Can you get a hard money loan with bad credit?
You want to buy an investment property and you need to borrow money to buy it but you might have bad credit.
You’ve heard or read somewhere that hard money loans are the types of loans that real estate investors use to buy investment properties. But you worry that maybe you won’t be able to qualify for a loan to buy real estate because you’ve had some credit problems in your past.
The good news is that most private money lenders don’t consider your credit history when approving loans on investment properties.
Most lenders are looking at the real estate asset that will be used as collateral for the loan rather than looking at your credit score. This is why they are called hard money loans, because they are loans against “hard” assets like real estate.
However there are some hard money lenders that do consider your credit score in loan approval. As you seek out lenders that lend in your geographic areas and compare interest rates and fees, make sure to ask each of them how credit score influences their lending decisions.
If credit does weigh in as a factor for approval, the next question is, what is the minimum credit score requirement that they require? Some lenders will give a higher interest rate to borrowers with a low credit score, while other lenders may increase the down payment requirement of a borrower with a low credit score. Always ask the credit question upfront if you are unsure. You may also search in the lender’s website for specific requirements regarding credit.
So, can you get a hard money loan with bad credit to purchase an investment property? The answer is yes.
Of course you can. Foreclosures, bankruptcies, low credit scores, short sales.
No problem. And why? Why is a hard money lender going to lend to you if you have bad credit, whereas a bank won’t?
Well the answer is because a hard money lender is an asset based lender. This means that a hard money lender is lending on the real estate as collateral.
The Four C’s
Now a regular lender looks at the Four Cs. The four Cs when they’re determining whether to approve a loan or not approve a loan.
Credit is one of the four Cs. But what are the others?
Collateral, which is what we mentioned, the real estate, the property.

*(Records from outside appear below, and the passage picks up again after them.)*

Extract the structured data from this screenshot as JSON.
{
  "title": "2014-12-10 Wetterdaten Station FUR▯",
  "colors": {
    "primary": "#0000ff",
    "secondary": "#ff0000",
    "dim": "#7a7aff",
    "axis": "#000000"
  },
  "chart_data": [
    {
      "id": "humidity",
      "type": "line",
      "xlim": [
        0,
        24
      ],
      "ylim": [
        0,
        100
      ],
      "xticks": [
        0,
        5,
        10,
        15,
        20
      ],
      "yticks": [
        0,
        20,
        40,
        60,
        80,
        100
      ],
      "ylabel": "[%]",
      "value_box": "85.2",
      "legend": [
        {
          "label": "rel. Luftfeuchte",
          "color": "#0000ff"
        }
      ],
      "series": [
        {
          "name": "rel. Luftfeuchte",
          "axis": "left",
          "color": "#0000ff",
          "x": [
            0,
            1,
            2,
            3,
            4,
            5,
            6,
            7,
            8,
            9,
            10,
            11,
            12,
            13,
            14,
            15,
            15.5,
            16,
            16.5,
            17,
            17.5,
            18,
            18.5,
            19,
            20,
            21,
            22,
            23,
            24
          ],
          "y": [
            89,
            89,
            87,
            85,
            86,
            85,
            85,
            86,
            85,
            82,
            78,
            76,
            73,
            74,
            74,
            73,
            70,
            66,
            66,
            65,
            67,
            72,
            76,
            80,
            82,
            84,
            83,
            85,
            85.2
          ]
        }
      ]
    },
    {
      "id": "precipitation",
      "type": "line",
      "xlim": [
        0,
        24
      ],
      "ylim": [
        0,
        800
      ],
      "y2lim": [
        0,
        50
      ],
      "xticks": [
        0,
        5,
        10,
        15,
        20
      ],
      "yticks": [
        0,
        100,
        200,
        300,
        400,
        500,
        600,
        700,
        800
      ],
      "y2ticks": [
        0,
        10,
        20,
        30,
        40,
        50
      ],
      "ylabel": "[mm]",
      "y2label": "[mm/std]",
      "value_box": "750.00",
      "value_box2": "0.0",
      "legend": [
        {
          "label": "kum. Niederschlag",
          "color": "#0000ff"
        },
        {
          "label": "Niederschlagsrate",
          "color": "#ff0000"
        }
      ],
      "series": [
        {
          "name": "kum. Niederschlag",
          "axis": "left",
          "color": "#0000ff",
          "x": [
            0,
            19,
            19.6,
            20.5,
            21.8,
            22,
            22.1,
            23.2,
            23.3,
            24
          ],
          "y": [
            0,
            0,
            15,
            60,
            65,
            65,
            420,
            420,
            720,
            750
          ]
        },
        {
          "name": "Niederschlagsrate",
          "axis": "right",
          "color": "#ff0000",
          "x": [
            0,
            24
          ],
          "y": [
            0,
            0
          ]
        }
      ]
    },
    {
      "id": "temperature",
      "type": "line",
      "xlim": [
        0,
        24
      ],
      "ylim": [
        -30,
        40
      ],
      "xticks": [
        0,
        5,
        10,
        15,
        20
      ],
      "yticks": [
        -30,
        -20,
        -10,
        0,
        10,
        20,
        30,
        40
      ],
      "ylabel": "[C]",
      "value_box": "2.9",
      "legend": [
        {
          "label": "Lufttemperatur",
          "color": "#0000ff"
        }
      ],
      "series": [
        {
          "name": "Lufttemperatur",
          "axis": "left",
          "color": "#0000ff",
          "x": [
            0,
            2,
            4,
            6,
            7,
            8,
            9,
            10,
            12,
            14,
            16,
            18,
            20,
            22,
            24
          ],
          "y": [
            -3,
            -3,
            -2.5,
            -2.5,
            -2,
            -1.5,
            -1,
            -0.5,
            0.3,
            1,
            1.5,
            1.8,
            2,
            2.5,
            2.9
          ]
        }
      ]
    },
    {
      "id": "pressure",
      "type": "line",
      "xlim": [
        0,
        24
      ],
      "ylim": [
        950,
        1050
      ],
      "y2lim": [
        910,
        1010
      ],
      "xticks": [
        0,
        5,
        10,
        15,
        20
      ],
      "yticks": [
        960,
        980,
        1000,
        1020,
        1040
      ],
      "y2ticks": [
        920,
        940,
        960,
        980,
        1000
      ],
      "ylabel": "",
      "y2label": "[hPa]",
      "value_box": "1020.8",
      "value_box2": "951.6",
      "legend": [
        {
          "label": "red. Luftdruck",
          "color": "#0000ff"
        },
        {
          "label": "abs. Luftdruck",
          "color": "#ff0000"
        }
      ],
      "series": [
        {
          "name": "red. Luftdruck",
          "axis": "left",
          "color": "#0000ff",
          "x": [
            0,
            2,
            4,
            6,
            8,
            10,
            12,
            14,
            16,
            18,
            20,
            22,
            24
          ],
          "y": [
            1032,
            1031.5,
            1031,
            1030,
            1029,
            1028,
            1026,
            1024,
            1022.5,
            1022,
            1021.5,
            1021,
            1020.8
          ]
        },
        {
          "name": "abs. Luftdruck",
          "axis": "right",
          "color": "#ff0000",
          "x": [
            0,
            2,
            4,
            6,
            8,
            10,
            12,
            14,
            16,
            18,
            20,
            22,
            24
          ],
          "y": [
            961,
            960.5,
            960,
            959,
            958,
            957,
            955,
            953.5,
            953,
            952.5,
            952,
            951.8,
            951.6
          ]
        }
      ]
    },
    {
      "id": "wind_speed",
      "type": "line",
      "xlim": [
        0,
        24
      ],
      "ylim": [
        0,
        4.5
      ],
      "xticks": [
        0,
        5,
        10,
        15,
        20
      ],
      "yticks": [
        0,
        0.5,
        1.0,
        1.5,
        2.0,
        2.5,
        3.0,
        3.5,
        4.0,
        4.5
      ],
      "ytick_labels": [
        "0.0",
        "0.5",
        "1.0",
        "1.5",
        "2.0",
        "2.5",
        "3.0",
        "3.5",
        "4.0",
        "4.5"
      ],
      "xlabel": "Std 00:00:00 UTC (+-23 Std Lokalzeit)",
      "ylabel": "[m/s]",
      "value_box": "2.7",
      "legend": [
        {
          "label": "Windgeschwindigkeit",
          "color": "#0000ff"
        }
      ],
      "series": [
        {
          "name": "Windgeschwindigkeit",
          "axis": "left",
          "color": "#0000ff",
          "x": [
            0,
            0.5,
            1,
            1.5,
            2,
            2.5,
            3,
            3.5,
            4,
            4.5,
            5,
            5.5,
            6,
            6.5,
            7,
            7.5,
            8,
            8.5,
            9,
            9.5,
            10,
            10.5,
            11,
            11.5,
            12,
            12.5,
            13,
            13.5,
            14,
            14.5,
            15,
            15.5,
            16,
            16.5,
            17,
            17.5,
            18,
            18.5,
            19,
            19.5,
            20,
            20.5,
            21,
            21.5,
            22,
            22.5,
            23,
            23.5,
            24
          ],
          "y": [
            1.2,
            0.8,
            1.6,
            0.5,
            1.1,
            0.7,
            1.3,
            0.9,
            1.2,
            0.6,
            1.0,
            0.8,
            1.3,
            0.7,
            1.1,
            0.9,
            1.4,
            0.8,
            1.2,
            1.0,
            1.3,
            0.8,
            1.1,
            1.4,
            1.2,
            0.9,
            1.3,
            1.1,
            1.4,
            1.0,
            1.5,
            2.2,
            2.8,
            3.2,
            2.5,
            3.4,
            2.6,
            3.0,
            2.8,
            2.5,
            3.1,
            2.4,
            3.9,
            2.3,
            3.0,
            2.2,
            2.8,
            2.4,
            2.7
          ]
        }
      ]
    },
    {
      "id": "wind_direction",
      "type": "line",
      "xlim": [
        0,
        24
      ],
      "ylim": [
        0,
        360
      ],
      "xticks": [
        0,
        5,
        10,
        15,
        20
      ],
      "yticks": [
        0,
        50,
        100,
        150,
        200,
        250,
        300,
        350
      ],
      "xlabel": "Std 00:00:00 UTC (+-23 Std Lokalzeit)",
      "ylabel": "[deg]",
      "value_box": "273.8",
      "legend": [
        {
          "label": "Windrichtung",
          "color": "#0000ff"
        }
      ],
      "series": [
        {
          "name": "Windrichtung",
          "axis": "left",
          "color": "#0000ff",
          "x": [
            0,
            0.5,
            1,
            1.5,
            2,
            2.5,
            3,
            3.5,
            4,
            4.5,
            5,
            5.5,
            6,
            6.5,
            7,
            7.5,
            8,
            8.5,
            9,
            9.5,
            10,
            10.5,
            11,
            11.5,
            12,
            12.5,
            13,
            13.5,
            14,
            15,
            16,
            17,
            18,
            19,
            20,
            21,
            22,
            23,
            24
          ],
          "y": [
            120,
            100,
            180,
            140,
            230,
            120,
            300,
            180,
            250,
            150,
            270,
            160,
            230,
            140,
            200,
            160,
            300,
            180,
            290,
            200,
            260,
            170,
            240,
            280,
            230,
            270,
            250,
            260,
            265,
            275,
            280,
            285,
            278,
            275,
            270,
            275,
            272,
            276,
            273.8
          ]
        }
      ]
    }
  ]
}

Character, the experience of the borrower or other characteristics about the borrower to weigh in into the lending decision.
And then finally, The Cash, how much cash do you have to bring into a purchase or if you already own the property, how much cash has been put into the property to date?
When you’re searching for hard money lenders and you’re comparing your options among lenders, make sure you know what the minimum credit score requirement is of that hard money lender because some hard money lenders yes they do, they have a minimum credit score requirement.
Know what that minimum requirement is before you get too far in the application process.
In fact, private money is one of the most popular means by which real estate investors with poor credit are able to purchase investment properties. While most hard money lenders don’t care about the credit scores of their borrowers, there are some lenders who do have credit score minimums or other credit-based criteria.
Do your homework on the specific requirements of each lender when comparing your loan options. If your credit score will affect your interest rate or will increase the amount of your down payment, you need to know!
By asking questions upfront about how credit score influences a lender’s lending decisions, you will avoid any surprises later down the road that may kill your real estate deal.